Have you looked at the Nabi? Those are 7" screens, have wifi, games and apps to download - think it runs on andriod..

Designed for kids..


----------



## ffemt128 (Nov 28, 2012)

winemaker_3352 said:


> Yeah that is the downside - they are the same size as the iphone.
> 
> Have you looked at the Nabi? Those are 7" screens, have wifi, games and apps to download - think it runs on andriod..
> 
> Designed for kids..


 

I did look into them, most of the reviews were not all that great. I need to go and physically look at some of the various options out there.


----------



## cpfan (Nov 28, 2012)

One thing that I don't like about the Kindles and iPads is that they don't accept a digital memory card. Other devices accept microSD cards (eg the Samsung Galaxy Tab 2).

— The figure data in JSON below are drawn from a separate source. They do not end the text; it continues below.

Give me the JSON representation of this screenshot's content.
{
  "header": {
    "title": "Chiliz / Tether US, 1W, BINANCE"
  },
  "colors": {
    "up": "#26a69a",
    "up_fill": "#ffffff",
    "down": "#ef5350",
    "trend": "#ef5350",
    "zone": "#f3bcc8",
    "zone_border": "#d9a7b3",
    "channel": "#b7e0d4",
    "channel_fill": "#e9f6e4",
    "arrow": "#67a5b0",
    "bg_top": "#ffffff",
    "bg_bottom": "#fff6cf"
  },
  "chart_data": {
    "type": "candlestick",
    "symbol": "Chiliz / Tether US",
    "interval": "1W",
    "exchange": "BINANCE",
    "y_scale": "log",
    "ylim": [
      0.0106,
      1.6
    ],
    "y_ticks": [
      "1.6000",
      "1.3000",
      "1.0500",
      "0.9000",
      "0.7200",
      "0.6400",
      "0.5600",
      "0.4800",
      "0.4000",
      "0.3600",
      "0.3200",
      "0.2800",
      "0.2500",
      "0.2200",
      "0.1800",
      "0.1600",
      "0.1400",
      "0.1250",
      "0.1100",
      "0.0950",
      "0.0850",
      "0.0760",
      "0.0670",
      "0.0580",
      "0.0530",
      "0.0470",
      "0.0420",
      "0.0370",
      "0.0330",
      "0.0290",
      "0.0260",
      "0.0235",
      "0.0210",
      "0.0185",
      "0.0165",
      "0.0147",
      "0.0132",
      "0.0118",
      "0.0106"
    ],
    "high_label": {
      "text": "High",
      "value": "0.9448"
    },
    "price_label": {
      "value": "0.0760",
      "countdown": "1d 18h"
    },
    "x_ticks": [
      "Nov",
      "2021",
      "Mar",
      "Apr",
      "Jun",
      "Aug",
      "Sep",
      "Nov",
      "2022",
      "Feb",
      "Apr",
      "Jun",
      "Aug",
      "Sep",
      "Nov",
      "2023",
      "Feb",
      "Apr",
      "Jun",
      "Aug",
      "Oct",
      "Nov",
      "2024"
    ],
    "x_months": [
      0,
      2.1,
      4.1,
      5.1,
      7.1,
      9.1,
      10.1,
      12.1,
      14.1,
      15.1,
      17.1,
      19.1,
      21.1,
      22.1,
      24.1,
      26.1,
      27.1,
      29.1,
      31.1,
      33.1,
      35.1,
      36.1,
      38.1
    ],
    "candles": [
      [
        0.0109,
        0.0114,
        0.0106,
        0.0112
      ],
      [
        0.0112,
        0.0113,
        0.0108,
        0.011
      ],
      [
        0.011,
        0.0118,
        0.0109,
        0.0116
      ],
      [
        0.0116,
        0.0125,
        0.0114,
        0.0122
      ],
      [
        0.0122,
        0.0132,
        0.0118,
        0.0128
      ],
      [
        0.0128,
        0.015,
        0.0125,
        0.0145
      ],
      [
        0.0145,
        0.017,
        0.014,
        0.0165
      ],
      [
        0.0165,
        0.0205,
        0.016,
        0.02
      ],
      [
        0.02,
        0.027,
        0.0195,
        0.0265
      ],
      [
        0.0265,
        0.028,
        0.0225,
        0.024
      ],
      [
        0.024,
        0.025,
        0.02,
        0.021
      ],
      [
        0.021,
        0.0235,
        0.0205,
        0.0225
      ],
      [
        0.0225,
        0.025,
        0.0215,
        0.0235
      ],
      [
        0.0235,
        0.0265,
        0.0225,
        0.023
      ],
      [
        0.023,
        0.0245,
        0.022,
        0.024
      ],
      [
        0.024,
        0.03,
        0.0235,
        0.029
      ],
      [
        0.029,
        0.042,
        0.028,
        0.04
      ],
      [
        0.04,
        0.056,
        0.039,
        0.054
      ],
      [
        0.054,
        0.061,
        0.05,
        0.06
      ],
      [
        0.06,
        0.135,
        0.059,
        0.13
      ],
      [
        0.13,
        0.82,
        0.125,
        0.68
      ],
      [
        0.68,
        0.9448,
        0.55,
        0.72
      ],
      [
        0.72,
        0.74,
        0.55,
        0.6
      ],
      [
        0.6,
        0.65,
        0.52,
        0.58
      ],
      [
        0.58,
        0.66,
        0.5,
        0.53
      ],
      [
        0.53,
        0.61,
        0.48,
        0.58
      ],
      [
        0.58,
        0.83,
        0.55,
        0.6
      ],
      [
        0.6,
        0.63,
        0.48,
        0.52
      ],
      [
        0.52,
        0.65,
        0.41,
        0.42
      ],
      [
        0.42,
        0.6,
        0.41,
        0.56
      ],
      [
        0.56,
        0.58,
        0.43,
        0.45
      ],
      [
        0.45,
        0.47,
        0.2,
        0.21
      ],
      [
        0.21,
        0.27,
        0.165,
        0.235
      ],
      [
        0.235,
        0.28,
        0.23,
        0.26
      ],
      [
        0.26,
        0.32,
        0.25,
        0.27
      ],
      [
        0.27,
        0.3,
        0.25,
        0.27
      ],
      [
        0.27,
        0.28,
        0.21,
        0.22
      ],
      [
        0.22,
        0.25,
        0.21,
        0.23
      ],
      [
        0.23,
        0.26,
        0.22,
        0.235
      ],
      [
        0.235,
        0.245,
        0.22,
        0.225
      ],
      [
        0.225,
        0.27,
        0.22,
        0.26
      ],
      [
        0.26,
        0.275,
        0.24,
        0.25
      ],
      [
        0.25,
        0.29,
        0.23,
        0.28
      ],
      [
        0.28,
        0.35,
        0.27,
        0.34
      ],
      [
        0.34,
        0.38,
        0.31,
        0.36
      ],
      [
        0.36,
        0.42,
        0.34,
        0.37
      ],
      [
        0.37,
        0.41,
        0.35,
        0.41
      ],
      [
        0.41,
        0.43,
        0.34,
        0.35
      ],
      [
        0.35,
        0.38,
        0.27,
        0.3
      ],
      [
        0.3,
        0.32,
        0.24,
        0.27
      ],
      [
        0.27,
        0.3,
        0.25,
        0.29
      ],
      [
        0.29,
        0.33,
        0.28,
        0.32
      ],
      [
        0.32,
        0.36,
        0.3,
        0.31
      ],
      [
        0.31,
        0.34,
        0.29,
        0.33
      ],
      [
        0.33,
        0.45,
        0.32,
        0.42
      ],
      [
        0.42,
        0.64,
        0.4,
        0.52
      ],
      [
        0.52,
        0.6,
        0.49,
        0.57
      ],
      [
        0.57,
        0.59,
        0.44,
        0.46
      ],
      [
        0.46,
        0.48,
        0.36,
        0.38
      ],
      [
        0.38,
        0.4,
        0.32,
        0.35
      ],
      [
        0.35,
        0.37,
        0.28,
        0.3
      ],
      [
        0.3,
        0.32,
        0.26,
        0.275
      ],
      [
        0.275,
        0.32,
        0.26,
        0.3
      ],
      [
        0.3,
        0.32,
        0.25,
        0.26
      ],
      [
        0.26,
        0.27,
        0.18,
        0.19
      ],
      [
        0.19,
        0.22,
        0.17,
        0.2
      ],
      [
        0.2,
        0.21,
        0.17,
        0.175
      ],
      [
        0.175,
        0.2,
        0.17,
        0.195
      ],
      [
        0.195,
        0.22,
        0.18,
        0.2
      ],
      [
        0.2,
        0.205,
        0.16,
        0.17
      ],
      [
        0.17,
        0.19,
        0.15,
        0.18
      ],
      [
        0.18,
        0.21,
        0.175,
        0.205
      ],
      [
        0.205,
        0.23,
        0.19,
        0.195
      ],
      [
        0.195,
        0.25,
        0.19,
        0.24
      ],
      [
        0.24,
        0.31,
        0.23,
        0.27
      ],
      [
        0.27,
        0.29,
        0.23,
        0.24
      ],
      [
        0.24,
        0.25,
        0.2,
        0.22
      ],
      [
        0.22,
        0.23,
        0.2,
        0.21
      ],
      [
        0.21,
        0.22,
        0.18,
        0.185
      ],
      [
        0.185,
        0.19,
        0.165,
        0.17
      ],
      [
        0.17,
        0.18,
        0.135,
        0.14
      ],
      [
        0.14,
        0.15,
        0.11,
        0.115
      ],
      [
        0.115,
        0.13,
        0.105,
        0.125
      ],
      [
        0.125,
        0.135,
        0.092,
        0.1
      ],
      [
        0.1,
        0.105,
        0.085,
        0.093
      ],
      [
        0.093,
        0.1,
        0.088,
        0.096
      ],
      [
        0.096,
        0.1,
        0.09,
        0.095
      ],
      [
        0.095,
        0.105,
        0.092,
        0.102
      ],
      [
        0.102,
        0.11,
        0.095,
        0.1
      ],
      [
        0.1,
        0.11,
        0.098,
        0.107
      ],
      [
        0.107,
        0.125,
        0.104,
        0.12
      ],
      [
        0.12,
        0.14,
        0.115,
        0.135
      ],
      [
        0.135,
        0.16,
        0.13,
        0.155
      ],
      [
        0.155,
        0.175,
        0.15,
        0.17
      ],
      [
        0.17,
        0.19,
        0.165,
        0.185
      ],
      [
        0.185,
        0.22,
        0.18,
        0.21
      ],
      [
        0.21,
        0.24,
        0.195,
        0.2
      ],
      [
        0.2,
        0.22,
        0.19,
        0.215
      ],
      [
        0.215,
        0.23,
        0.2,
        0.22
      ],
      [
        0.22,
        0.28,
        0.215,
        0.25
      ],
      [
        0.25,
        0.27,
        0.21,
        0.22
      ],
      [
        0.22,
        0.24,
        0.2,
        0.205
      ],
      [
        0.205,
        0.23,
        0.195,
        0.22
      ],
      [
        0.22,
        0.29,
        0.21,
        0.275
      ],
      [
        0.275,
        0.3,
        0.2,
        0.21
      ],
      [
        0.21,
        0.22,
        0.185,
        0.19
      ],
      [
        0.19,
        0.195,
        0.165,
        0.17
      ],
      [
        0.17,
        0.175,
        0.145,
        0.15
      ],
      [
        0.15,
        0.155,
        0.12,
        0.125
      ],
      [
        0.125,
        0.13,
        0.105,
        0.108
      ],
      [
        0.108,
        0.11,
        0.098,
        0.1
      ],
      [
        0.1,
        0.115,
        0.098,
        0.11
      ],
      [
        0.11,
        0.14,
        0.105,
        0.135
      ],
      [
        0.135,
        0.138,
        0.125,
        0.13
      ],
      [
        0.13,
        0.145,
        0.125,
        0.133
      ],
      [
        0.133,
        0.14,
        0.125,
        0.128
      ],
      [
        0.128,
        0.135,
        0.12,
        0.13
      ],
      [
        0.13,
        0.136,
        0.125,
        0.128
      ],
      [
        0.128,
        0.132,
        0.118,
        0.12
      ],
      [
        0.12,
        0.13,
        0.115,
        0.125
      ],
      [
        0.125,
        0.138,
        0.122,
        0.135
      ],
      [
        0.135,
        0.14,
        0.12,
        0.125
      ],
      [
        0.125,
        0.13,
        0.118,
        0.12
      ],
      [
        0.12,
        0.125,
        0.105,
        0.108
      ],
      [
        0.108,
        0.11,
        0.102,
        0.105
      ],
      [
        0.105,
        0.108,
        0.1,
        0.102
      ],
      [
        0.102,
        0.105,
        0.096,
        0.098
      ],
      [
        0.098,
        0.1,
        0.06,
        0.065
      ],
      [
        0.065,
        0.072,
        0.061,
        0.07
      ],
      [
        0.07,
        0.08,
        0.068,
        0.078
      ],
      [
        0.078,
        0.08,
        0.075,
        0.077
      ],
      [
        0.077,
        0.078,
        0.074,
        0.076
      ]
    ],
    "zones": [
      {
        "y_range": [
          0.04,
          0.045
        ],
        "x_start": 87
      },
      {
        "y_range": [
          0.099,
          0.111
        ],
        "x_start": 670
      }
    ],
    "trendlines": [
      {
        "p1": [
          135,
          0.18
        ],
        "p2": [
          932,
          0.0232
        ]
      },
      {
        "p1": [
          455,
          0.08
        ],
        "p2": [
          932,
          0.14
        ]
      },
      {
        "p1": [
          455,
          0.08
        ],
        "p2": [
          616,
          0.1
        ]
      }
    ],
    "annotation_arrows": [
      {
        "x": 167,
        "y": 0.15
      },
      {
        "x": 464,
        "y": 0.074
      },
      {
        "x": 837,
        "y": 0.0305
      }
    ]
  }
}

This may or may not be important to your needs, especially as not everything can be put on the memory card.

Steve


----------



## DoctorCAD (Nov 28, 2012)

cpfan said:


> One thing that I don't like about the Kindles and iPads is that they don't accept a digital memory card. Other devices accept microSD cards (eg the Samsung Galaxy Tab 2).
> 
> This may or may not be important to your needs, especially as not everything can be put on the memory card.
> 
> Steve



Same issue with the Google Nexus tabs. No SD slot.


----------



## keena (Nov 28, 2012)

I did 7 presentations here in college on the kindle fire... Don't get it for a kid, lol. Like others have said, the nexus 7 is your best bang for your buck right now. Comes with newest Android platform and runs Android as it is supposed to. The kindle runs a restricted version of Android. The no sd slot is only an issue if you plan to use it as a full scale mp3 player. You will never full the memory with just apps. 

My opinion, get the nexus 7. Its cheaper than I pad, better than ipad, and a top of the line Android device.


----------



## winemaker_3352 (Nov 28, 2012)

That is the downside as well - no microSD slots - although you can store 5GB on the iCloud..

There are a lot of options out there - get what suits your kids the best - mine loved the small handheld ones - so we went with that.

They did have the Innotab - they liked that - but the games that they could download got to easy for them - and they got tired of holding that when watching movies.

They loved to listen to music a lot as well - so the smaller version suited them better.

Check consumer reports or cnet reviews on them - should find some good info for comparison..


----------



## GreginND (Nov 28, 2012)

$700 for an iPad? Must be one of the higher end ones.

I have the new iPad mini. For $329 it's not too bad in price. Yes, more than some of the other tablets of similar size but I already have lots of apps for it. I love the form factor.


----------



## Wade E (Nov 28, 2012)

Pumpkinman said:


> Yep, I've heard the Nexus is a beast, very good piece of equipment. It's really hard for me to say anything against getting technology for a young child, my children grew up around computers, have always had a desktop and laptop, in this day and age, it is almost a necessity.
> If the apps are the reason to get it...I have a hard time with getting an IPad.
> The problem I had was that my daughter used money she was saving for a car, when I told her "I hope you can drive that IPad, maybe you can sit with it and pretend it is a car"...._*.the wise *** downloaded some sort of app that mad "Vroom Vroom" car like sounds and played it for me.....LMAO!!!*_


_*
*_ 
Oh Snap!!! ROFLMAO!!!!!


----------



## Runningwolf (Nov 28, 2012)

Pumpkinman said:


> My 20 yr old daughter (yep, I'm old) had to have an IPad, obsessed over it for a few weeks She pulled the trigger and bought it herself, after a week, she realized that it was a lot of hype, that she didn't need an IPad, she just returned it, ordered a Kindle Fire HD and saved several hundred dollars.
> .


 This is pretty funny. I bought the ASUS TF700T-B1-CG 10.1-Inch Tablet two weeks ago after doing all the research trying to decide what to get. I brought it home and played with it all night going back and forth between my laptop. I went to bed that night thinkingwhat the hell did I just buy. I kept going back to the laptop because it was so much easier. I returned it two days later after giving it one more shot. Keep in mind I also have an Android phone and can do everything on there that I need to do also when the laptop isn't there.

My biggest thing is I want Microsoft office to be able to run on it at full capacity. I think I'll wait a while for the windows based tablets to catch up then think about getting another one.


----------



## ibglowin (Nov 28, 2012)

Good luck with that! 



Runningwolf said:


> I think I'll wait a while for the windows based tablets to catch up then think about getting another one.


----------



## BobF (Nov 28, 2012)

Dan - sounds you should be looking at a netbook. Or just stick with the laptop.


----------



## ffemt128 (Dec 9, 2012)

Well after a lot of research reading reviews and speaking with people who have tablets, I decided on the Samsung Galaxy for my daughter. It's charging now then will go in the box for wrapping.


----------